En 2014, informé junto con Laura Poitras y otro periodista de que la NSA había desarrollado la capacidad, bajo el nombre en clave de SOMALGET, que les permitía estar «interceptando, grabando y archivando en secreto el audio de prácticamente todas las conversaciones de teléfonos móviles» en al menos cinco países. En cualquier momento, podían escuchar las conversaciones almacenadas de cualquier llamada realizada por teléfono móvil en todo el país. Aunque publicamos los nombres de cuatro países en los que se había implementado el programa, retuvimos, tras un amplio debate interno en The Intercept, la identidad del quinto (Afganistán) porque la NSA había convencido a algunos editores de que publicarlo permitiría a los talibanes saber dónde se encontraba el programa y podría poner en peligro las vidas de los militares y de los empleados del sector privado que trabajaban en él (en general, a petición de Snowden, retuvimos la publicación de documentos sobre las actividades de la NSA en zonas de guerra activas a menos que revelaran ilegalidad u otros engaños). Pero WikiLeaks reveló posteriormente, con exactitud, que el único país cuya identidad ocultamos donde se aplicó este programa fue Afganistán.

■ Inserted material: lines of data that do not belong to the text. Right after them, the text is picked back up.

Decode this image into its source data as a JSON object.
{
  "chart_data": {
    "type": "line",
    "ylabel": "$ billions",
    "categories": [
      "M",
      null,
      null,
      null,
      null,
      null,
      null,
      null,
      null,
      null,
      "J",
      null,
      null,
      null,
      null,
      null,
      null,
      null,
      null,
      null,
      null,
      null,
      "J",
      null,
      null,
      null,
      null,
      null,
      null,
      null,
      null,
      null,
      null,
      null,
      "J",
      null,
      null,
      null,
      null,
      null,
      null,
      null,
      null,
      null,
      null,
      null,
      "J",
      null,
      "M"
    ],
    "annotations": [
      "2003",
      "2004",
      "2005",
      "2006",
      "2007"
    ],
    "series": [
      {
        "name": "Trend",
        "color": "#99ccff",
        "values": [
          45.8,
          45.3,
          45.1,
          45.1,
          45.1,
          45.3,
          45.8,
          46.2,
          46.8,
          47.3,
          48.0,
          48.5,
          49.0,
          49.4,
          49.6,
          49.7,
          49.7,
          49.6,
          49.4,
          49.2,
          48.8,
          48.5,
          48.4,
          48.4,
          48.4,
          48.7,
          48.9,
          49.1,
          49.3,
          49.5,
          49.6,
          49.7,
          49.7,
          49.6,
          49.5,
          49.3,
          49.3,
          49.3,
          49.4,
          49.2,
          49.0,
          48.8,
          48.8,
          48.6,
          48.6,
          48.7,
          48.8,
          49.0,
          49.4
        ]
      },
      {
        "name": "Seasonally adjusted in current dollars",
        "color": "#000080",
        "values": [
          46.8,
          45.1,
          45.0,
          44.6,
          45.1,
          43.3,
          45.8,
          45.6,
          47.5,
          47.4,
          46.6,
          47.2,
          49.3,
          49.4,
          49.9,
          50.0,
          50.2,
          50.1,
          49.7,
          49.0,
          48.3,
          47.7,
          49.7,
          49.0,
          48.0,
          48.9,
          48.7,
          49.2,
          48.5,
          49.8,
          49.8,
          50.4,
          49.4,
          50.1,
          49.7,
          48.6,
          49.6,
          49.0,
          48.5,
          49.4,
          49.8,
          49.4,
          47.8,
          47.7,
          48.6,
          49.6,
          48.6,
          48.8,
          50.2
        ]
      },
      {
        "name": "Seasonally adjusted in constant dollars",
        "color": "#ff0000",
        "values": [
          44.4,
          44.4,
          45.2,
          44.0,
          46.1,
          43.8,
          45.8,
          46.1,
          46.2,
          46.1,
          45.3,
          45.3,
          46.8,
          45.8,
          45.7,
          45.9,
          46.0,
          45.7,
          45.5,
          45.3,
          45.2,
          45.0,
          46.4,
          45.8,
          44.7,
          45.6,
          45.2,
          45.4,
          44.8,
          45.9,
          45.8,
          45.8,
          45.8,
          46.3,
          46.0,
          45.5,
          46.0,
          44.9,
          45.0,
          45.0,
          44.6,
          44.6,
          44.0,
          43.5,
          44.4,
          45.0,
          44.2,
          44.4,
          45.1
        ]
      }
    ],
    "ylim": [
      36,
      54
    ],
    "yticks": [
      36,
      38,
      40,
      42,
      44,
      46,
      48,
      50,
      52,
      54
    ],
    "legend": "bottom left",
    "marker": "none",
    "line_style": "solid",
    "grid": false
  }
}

No había prácticamente nada que pudiera ocurrir en Afganistán sin que la comunidad de inteligencia de los Estados Unidos lo supiera. Es simplemente imposible que se equivocaran tanto mientras intentaban inocente y sinceramente decir a los estadounidenses la verdad sobre lo que estaba ocurriendo allí.

En resumen, los líderes políticos y militares de los Estados Unidos han estado mintiendo a la opinión pública estadounidense durante dos décadas sobre las perspectivas de éxito en Afganistán en general, y sobre la fuerza y capacidad de las fuerzas de seguridad afganas en particular, hasta hace cinco semanas, cuando Biden desestimó airadamente la idea de que la retirada de los Estados Unidos daría lugar a una rápida y completa toma de posesión de los talibanes. Numerosos documentos, en gran parte ignorados por el público, demostraron que los funcionarios estadounidenses sabían que lo que decían era falso —como ocurrió tantas veces en guerras anteriores— e incluso manipularon deliberadamente la información para permitir sus mentiras.

Cualquier duda residual sobre la falsedad de esas dos décadas de afirmaciones optimistas ha sido borrada por la fácil y rápida blitzkrieg por la que los talibanes recuperaron el control de Afganistán como si el cacareado ejército afgano ni siquiera existiera, como si fuera agosto de 2001 otra vez. Es vital no sólo tomar nota de la facilidad y frecuencia con la que los líderes estadounidenses mienten al público sobre sus guerras una vez que esas mentiras se revelan al final de las mismas, sino también recordar esta lección vital la próxima vez que los líderes estadounidenses propongan una nueva guerra utilizando las mismas tácticas de manipulación, mentiras y engaños.